The potential use of waivers to induce state-level policy changes helps explain why presidents do not only grant waivers to governors from their own party. Indeed, of the 84 approved Section 1115 Medicaid waivers from 1993 through present, about 55 percent went to governors of the same party as the president – meaning, of course, that about 45 percent of approved waivers were granted by presidents for governors in the opposing party. Republican presidents in this time period (George W. Bush and Trump) are slightly more likely to approve waivers for co-partisans: about 59 percent of waivers approved by Republican presidents went to Republican governors, while 52 percent of waivers approved by Democratic presidents (Clinton and Obama) went to Democratic governors.

Given what we know about the politics of waivers, what should we expect moving forward? Recent analyses of pending 1115 Medicaid expansion waivers—including one from the Kaiser Family Foundation on various provisions and one in the New England Journal of Medicine on partial expansions specifically—suggest that the immediate focus will be shared conservative policy priorities in the face of congressional inaction rather than on inducing policy changes by Democratic governors. The Trump administration, for example, has signaled a willingness to approve work requirements via 1115 waivers. The Obama administration denied waiver proposals that would have imposed similar rules as a condition of expanding Medicaid “on the basis that such a provision would not further the program’s purposes of promoting health coverage and access.” However, in March 2017, CMS sent a letter to governors indicating it was interested in Section 1115 waiver applications that proposed work requirements, among other priorities.

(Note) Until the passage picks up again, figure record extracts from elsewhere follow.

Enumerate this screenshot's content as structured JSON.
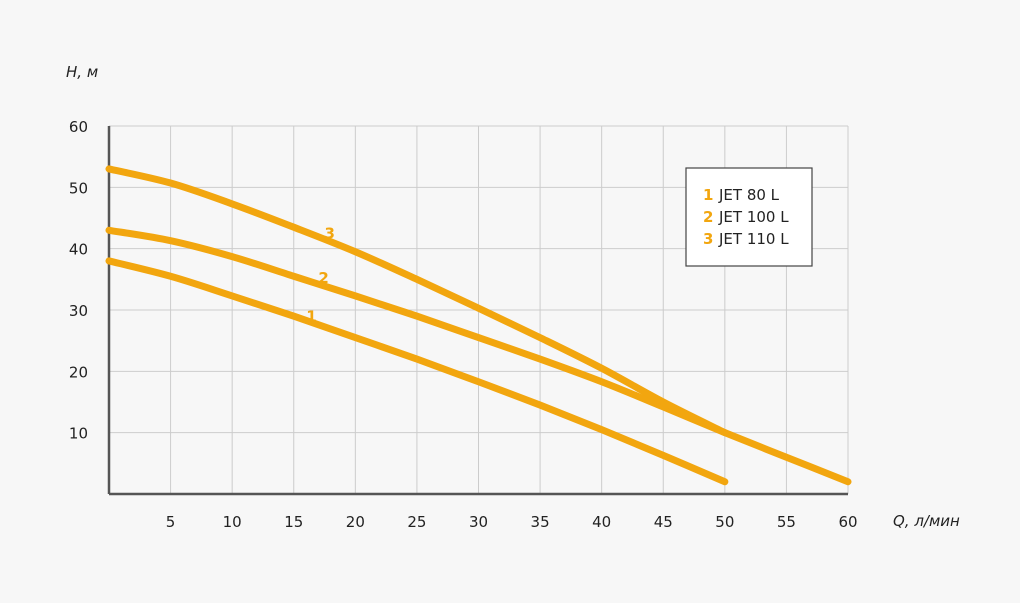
{
  "chart_data": {
    "type": "line",
    "xlabel": "Q, л/мин",
    "ylabel": "H, м",
    "xlim": [
      0,
      60
    ],
    "ylim": [
      0,
      60
    ],
    "x_ticks": [
      5,
      10,
      15,
      20,
      25,
      30,
      35,
      40,
      45,
      50,
      55,
      60
    ],
    "y_ticks": [
      10,
      20,
      30,
      40,
      50,
      60
    ],
    "grid": true,
    "legend_position": "top-right",
    "color": "#f2a60f",
    "series": [
      {
        "name": "JET 80 L",
        "label": "1",
        "x": [
          0,
          5,
          10,
          15,
          20,
          25,
          30,
          35,
          40,
          45,
          50
        ],
        "y": [
          38,
          35.5,
          32.3,
          29,
          25.5,
          22,
          18.3,
          14.5,
          10.5,
          6.3,
          2
        ]
      },
      {
        "name": "JET 100 L",
        "label": "2",
        "x": [
          0,
          5,
          10,
          15,
          20,
          25,
          30,
          35,
          40,
          45,
          50,
          55,
          60
        ],
        "y": [
          43,
          41.3,
          38.7,
          35.5,
          32.3,
          29,
          25.5,
          22,
          18.3,
          14.2,
          10,
          6,
          2
        ]
      },
      {
        "name": "JET 110 L",
        "label": "3",
        "x": [
          0,
          5,
          10,
          15,
          20,
          25,
          30,
          35,
          40,
          45,
          50
        ],
        "y": [
          53,
          50.7,
          47.3,
          43.5,
          39.5,
          35,
          30.3,
          25.5,
          20.5,
          15,
          10
        ]
      }
    ]
  }
}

As states submit waiver applications, it will also be important to remember that states’ internal political dynamics can also affect the process. The Trump administration, after all, can make clear what kind of policy changes it would like to see but cannot require states to submit waiver applications. As we wrote in June with respect to various proposals to end the Medicaid expansion, governors’ electoral timelines are different than those of members of Congress and the president, which may influence their choices; of the nation’s 34 Republican governors, for example, 14 are term-limited in either 2017 or 2018. State legislatures can and do insert themselves into the decision-making process as well. Arizona, for example, passed a law in 2015 requiring the governor to apply for an 1115 waiver implementing work requirements and a time limit for beneficiaries, but only after a similar law had been vetoed by the previous governor in 2013.

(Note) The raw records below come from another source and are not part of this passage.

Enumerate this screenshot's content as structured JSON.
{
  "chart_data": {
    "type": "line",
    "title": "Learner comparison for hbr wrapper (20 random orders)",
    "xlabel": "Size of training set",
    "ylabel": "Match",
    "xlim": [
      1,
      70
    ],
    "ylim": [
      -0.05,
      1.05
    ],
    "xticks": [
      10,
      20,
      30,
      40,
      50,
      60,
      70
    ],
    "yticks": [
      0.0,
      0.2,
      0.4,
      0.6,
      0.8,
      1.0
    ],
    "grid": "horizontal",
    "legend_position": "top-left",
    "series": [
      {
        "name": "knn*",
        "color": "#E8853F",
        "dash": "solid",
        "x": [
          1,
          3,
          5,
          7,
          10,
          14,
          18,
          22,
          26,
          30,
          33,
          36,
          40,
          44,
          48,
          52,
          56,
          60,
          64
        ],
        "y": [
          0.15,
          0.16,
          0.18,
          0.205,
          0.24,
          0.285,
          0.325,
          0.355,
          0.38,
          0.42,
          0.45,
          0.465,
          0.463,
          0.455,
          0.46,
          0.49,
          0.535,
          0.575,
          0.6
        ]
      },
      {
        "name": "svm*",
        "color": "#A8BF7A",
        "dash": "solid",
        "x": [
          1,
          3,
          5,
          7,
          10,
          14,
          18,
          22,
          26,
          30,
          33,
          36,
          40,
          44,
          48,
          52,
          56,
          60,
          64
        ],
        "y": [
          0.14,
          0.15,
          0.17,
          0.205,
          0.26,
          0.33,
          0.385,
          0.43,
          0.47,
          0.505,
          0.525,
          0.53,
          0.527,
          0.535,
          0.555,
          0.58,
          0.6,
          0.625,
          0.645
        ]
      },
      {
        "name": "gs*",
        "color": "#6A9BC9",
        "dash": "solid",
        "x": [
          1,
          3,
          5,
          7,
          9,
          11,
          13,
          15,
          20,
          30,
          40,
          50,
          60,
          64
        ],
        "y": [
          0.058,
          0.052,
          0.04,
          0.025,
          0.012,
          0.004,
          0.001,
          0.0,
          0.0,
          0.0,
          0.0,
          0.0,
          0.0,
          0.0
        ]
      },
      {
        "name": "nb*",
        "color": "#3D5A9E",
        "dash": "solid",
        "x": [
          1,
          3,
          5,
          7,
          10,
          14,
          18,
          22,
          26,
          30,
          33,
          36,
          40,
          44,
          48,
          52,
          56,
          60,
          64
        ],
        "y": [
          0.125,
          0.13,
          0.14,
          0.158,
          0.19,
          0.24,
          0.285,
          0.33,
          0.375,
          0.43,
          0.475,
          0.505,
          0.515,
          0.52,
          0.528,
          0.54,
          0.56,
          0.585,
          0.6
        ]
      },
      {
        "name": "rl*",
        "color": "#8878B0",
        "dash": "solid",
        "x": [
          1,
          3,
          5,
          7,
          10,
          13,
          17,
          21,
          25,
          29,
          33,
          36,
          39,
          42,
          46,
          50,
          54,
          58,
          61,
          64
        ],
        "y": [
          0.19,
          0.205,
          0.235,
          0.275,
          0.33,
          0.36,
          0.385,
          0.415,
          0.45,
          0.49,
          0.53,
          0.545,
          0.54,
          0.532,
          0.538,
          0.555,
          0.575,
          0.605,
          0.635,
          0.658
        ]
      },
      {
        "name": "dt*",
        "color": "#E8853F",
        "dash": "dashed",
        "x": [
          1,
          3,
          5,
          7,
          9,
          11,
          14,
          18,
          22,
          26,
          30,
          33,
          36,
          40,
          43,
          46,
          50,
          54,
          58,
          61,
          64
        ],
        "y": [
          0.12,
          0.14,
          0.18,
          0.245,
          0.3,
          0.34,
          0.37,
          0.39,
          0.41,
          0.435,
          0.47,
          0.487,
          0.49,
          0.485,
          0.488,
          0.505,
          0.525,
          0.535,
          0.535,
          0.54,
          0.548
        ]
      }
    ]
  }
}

While history suggests that presidents do not always simply rubber stamp waiver applications from governors of their own party and desk reject those from their opponents, the Trump administration has signaled an interest in policy changes, like work requirements, that Democratic governors are unlikely to be enthusiastic about. Particularly given the Republican party’s recent legislative failures on healthcare, Republican politicians at the state and national level – governors and members of the Trump administration – face particularly strong incentives to deliver, at least in part, on their party’s promises to enact healthcare reforms. These conditions in turn may create fertile ground for policymaking via waivers in Republican-controlled states.